Thursday, March 31, 2011

Dry Spell

I'm finding it difficult to think of subjects worthy of blogging lately. I've thought of a few and even written a few, but quickly deleted them.

I'm struggling with several things recently and feel as though my life, in general, is a bit of a desert at the moment. Dry.

I love my children and husband. I love the Lord. (And I'm still mostly Paleo!)

One of the downfalls in having a public blog is that there are so many things I can't write about, for fear of offending certain ones who read. If I could control my readership there is so much more I would say!

I want to be real and transparent. I think that is a gift God has given me. But, I can't be completely real to everyone. So, I'm struggling with this blog. It' been a part of my life for over six years! I'm not quite ready to say, "Good-bye."

I just want to say thanks for reading. I have read through past posts recently and been so encouraged by the number of sweet comments I've received over the years. Whether you were commenting on our adoption, or one of my rants, or one of my silly questions, the discussion was good and thought provoking. Thanks for that.

I'm not sure where this blog will go or if it will continue. In th meantime, thanks for being my friend. Whether I know you personally or through "blogland", you have blessed me and I have learned from every one of you.

Tuesday, March 15, 2011

Saying Bye to "B"


There was an uncle.

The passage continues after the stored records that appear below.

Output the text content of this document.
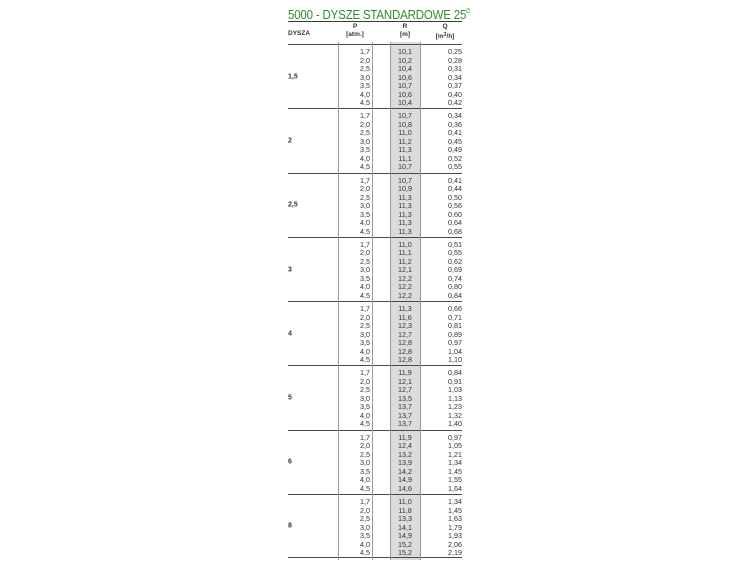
5000 - DYSZE STANDARDOWE $25^0$
DYSZA
P
[atm.]
R
[m]
Q
$[m^3/h]$
1,5
1,7	10,1	0,25
2,0	10,2	0,28
2,5	10,4	0,31
3,0	10,6	0,34
3,5	10,7	0,37
4,0	10,6	0,40
4,5	10,4	0,42
2
1,7	10,7	0,34
2,0	10,8	0,36
2,5	11,0	0,41
3,0	11,2	0,45
3,5	11,3	0,49
4,0	11,1	0,52
4,5	10,7	0,55
2,5
1,7	10,7	0,41
2,0	10,9	0,44
2,5	11,3	0,50
3,0	11,3	0,56
3,5	11,3	0,60
4,0	11,3	0,64
4,5	11,3	0,68
3
1,7	11,0	0,51
2,0	11,1	0,55
2,5	11,2	0,62
3,0	12,1	0,69
3,5	12,2	0,74
4,0	12,2	0,80
4,5	12,2	0,84
4
1,7	11,3	0,66
2,0	11,6	0,71
2,5	12,3	0,81
3,0	12,7	0,89
3,5	12,8	0,97
4,0	12,8	1,04
4,5	12,8	1,10
5
1,7	11,9	0,84
2,0	12,1	0,91
2,5	12,7	1,03
3,0	13,5	1,13
3,5	13,7	1,23
4,0	13,7	1,32
4,5	13,7	1,40
6
1,7	11,9	0,97
2,0	12,4	1,05
2,5	13,2	1,21
3,0	13,9	1,34
3,5	14,2	1,45
4,0	14,9	1,55
4,5	14,6	1,64
8
1,7	11,0	1,34
2,0	11,8	1,45
2,5	13,3	1,63
3,0	14,1	1,79
3,5	14,9	1,93
4,0	15,2	2,06
4,5	15,2	2,19
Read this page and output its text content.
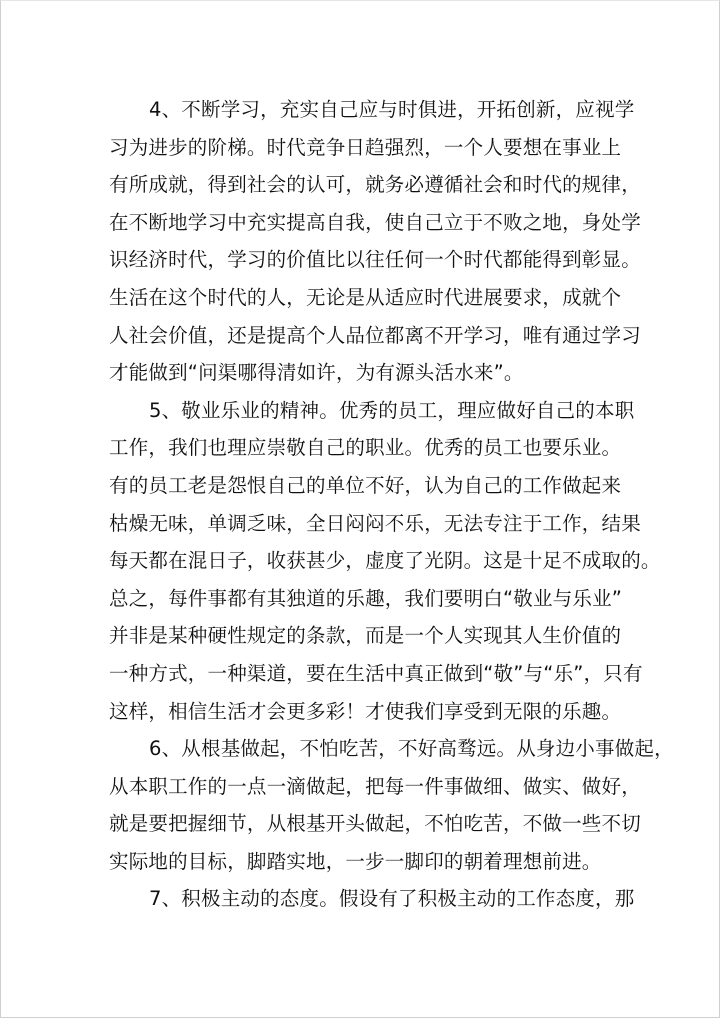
4、不断学习，充实自己应与时俱进，开拓创新，应视学
习为进步的阶梯。时代竞争日趋强烈，一个人要想在事业上
有所成就，得到社会的认可，就务必遵循社会和时代的规律，
在不断地学习中充实提高自我，使自己立于不败之地，身处学
识经济时代，学习的价值比以往任何一个时代都能得到彰显。
生活在这个时代的人，无论是从适应时代进展要求，成就个
人社会价值，还是提高个人品位都离不开学习，唯有通过学习
才能做到“问渠哪得清如许，为有源头活水来”。
5、敬业乐业的精神。优秀的员工，理应做好自己的本职
工作，我们也理应崇敬自己的职业。优秀的员工也要乐业。
有的员工老是怨恨自己的单位不好，认为自己的工作做起来
枯燥无味，单调乏味，全日闷闷不乐，无法专注于工作，结果
每天都在混日子，收获甚少，虚度了光阴。这是十足不成取的。
总之，每件事都有其独道的乐趣，我们要明白“敬业与乐业”
并非是某种硬性规定的条款，而是一个人实现其人生价值的
一种方式，一种渠道，要在生活中真正做到“敬”与“乐”，只有
这样，相信生活才会更多彩！才使我们享受到无限的乐趣。
6、从根基做起，不怕吃苦，不好高骛远。从身边小事做起，
从本职工作的一点一滴做起，把每一件事做细、做实、做好，
就是要把握细节，从根基开头做起，不怕吃苦，不做一些不切
实际地的目标，脚踏实地，一步一脚印的朝着理想前进。
7、积极主动的态度。假设有了积极主动的工作态度，那
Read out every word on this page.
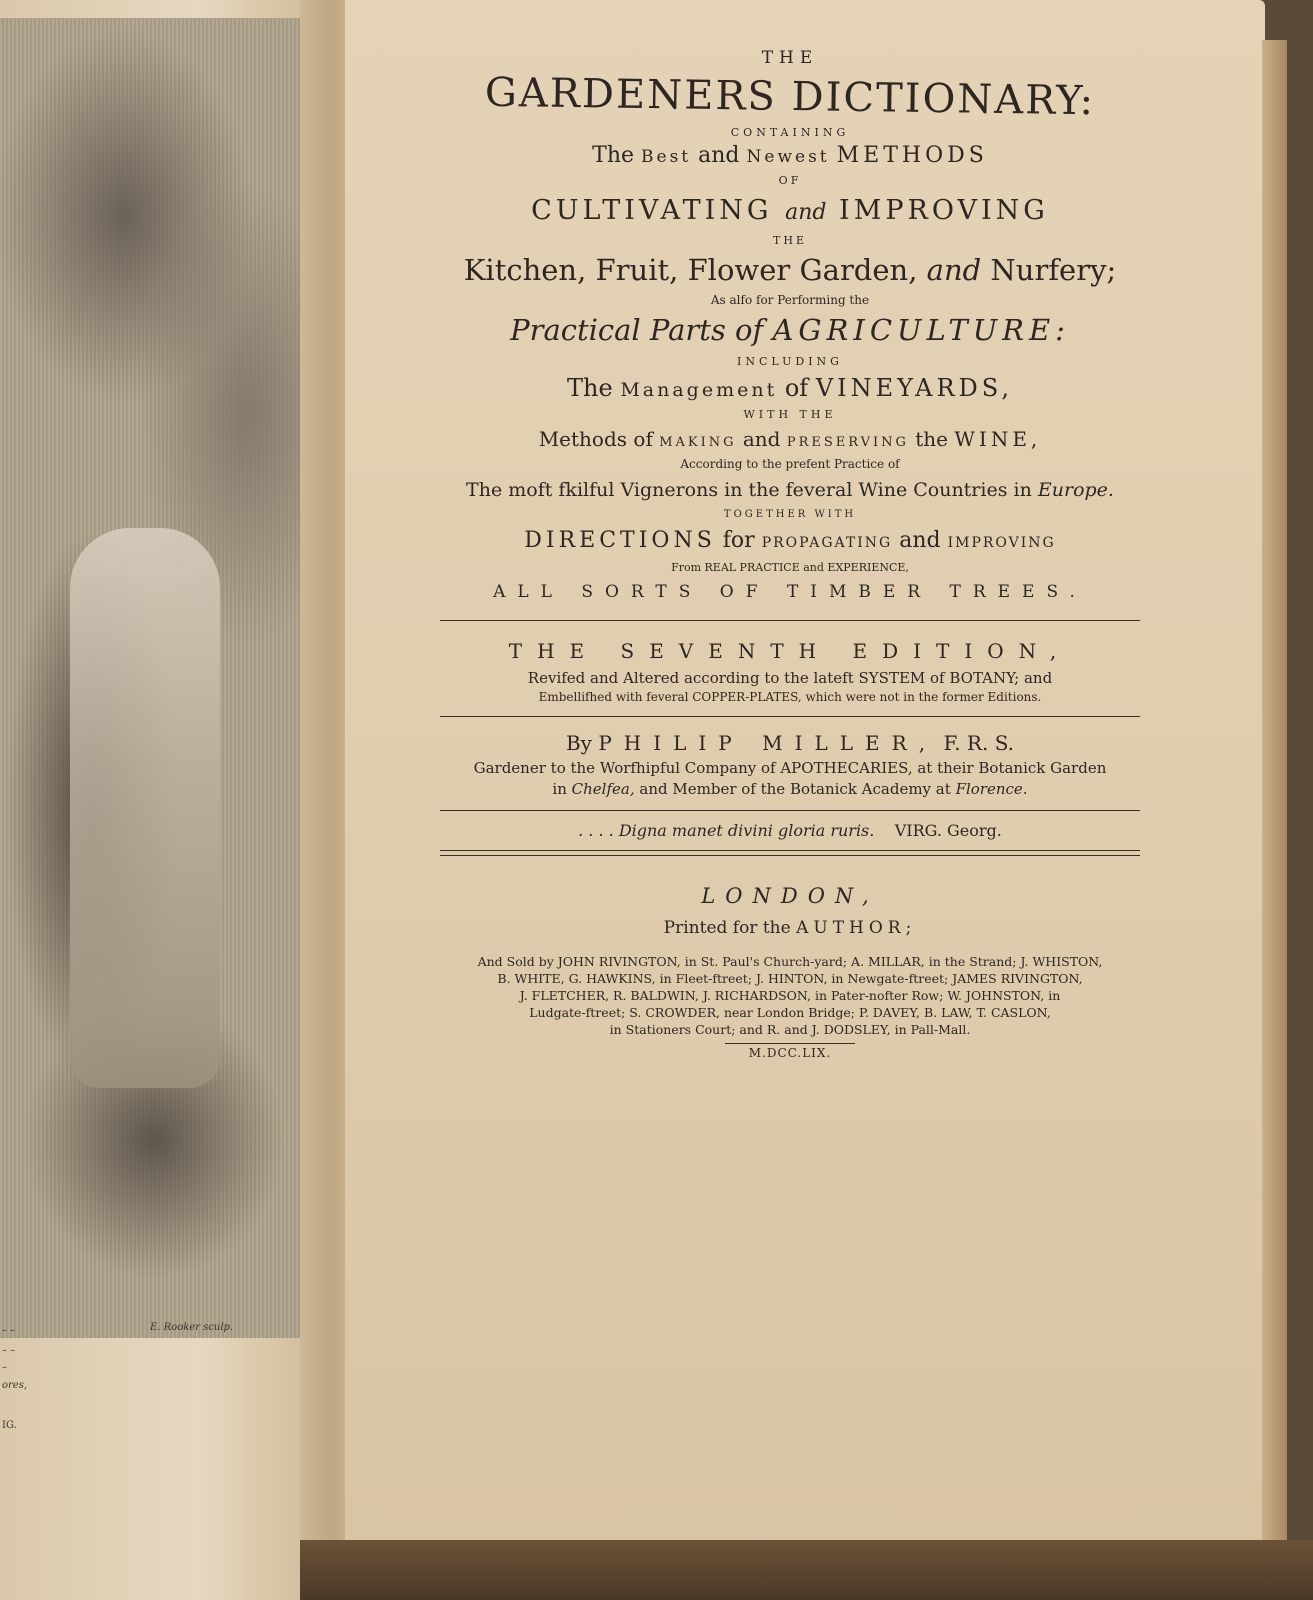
E. Rooker sculp.
– –
– –
–
ores,
IG.
THE
GARDENERS DICTIONARY:
CONTAINING
The Best and Newest METHODS
OF
CULTIVATING and IMPROVING
THE
Kitchen, Fruit, Flower Garden, and Nurfery;
As alfo for Performing the
Practical Parts of AGRICULTURE:
INCLUDING
The Management of VINEYARDS,
WITH THE
Methods of MAKING and PRESERVING the WINE,
According to the prefent Practice of
The moft fkilful Vignerons in the feveral Wine Countries in Europe.
TOGETHER WITH
DIRECTIONS for PROPAGATING and IMPROVING
From REAL PRACTICE and EXPERIENCE,
ALL SORTS OF TIMBER TREES.
THE SEVENTH EDITION,
Revifed and Altered according to the lateft SYSTEM of BOTANY; and
Embellifhed with feveral COPPER-PLATES, which were not in the former Editions.
By PHILIP MILLER, F. R. S.
Gardener to the Worfhipful Company of APOTHECARIES, at their Botanick Garden
in Chelfea, and Member of the Botanick Academy at Florence.
. . . . Digna manet divini gloria ruris. VIRG. Georg.
LONDON,
Printed for the AUTHOR;
And Sold by JOHN RIVINGTON, in St. Paul's Church-yard; A. MILLAR, in the Strand; J. WHISTON,
B. WHITE, G. HAWKINS, in Fleet-ftreet; J. HINTON, in Newgate-ftreet; JAMES RIVINGTON,
J. FLETCHER, R. BALDWIN, J. RICHARDSON, in Pater-nofter Row; W. JOHNSTON, in
Ludgate-ftreet; S. CROWDER, near London Bridge; P. DAVEY, B. LAW, T. CASLON,
in Stationers Court; and R. and J. DODSLEY, in Pall-Mall.
M.DCC.LIX.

He was the young, cool, hip uncle that all the nieces and nephews wanted to hang out with. His name was Brian, but affectionately became known as "B". He was a bit wild, a little crazy, and extremely endearing.

He lived a different lifestyle than most of us. He was a musician. He was a song writer. He wasn't famous, at least to most people. But, he was famous in the town he lived in and to those who loved him. He loved his tiny cabin on a plot of land he saved for years to buy.
                                                                              
He had some girlfriends over the years, but only one stole his heart. They were married a couple of years before she realized that B would never be the B she hoped she could change him to be. But, oh, how she loved who B was.

We all loved who B was. For, our Uncle B was filled with love. He never pretended to be something he wasn't, he was simply B. And, simply put, he was easy to love.
                                                  
To my mother and aunt and uncle, he was a loyal brother. He was their baby brother, eleven years younger than the oldest. To my grandma, just her baby.

To his nieces and nephews, he was the cool young uncle. He took us to gigs. He made us get up and sing with him. He told us we were good. And we knew he loved us.

Mid-January of this year, B was diagnosed with stage 4 liver cancer at the age of 49. Although we're all pretty certain he wanted to die alone, God knew best. God knew B needed us and we needed him in the last hours of his life.
                                            
True to the legacy of B,our family pulled together for one of the most evident displays of love I have ever witnessed. As we gathered around his bed and sang songs that we weren't sure he could hear, the tears flowed. The "children" watched as our parents cried and spoke words like, "I'm proud to be your sister," and, "I'm so sorry I wasn't there for you more". Broken. All of us.

But, it was through our brokenness that long needed conversations were spoken. Apprehensive "side" hugs became big engulfing hugs. Laughter- deep laughter. Tears- from deep grief. All of it beautiful.
                                           
The memorial service was not in a church, but rather by the river. A "BYOLC" it was. (bring your own lawn chair) B's friends came. For some of them, the service was also BYOB and that was OK.

My dad wore a t-shirt, jeans, and sandals and spoke a beautiful, quick message about how well B loved people and how God is love so B, in turn, was filled with God. There was a few "Amen's", but more "Right On's!" And that was OK. There were memories shared and songs sung, but mostly there was love. So, in turn, there was God.

(First picture of B and my mom, courtesy of my sister, Amanda. The rest of the photos are courtesy of my very talented cousin, Teri.)

Wednesday, March 02, 2011

Still Paleo-ing

Well, I've been a horrible blogger. I am still doing Paleo (although I'm allowing myself to "cheat" now and then) and I still feel better than I have in a really long time. I am Crossfitting at least 3 times a week, but trying for five. I am seeing results, not in my weight, but in my strength and pant size.

One of the things that I realize I spend too much time worrying about is the scale. When you're working really hard and eating so well, you want to see the numbers on that scale go down! But, when you're building muscle along side of eating well, the scale does not always go down quickly. So, I'm going by pant size and how my clothes feel. I'm almost down two pant sizes!

Someday, I will show my "before" pictures. They are NOT pretty. I will only show them, however, when I have some awesome "after" pictures. And I'm not quite there yet.

I saw two people today who I haven't seen in a while. Both asked me what I was doing to lose so much weight. I told them that I, technically, hadn't really lost that much and went on to talk about Paleo. It feels good when people notice.

In other news, I can now kick Jeff's rear. So, he's been extra nice to me! Love that boy.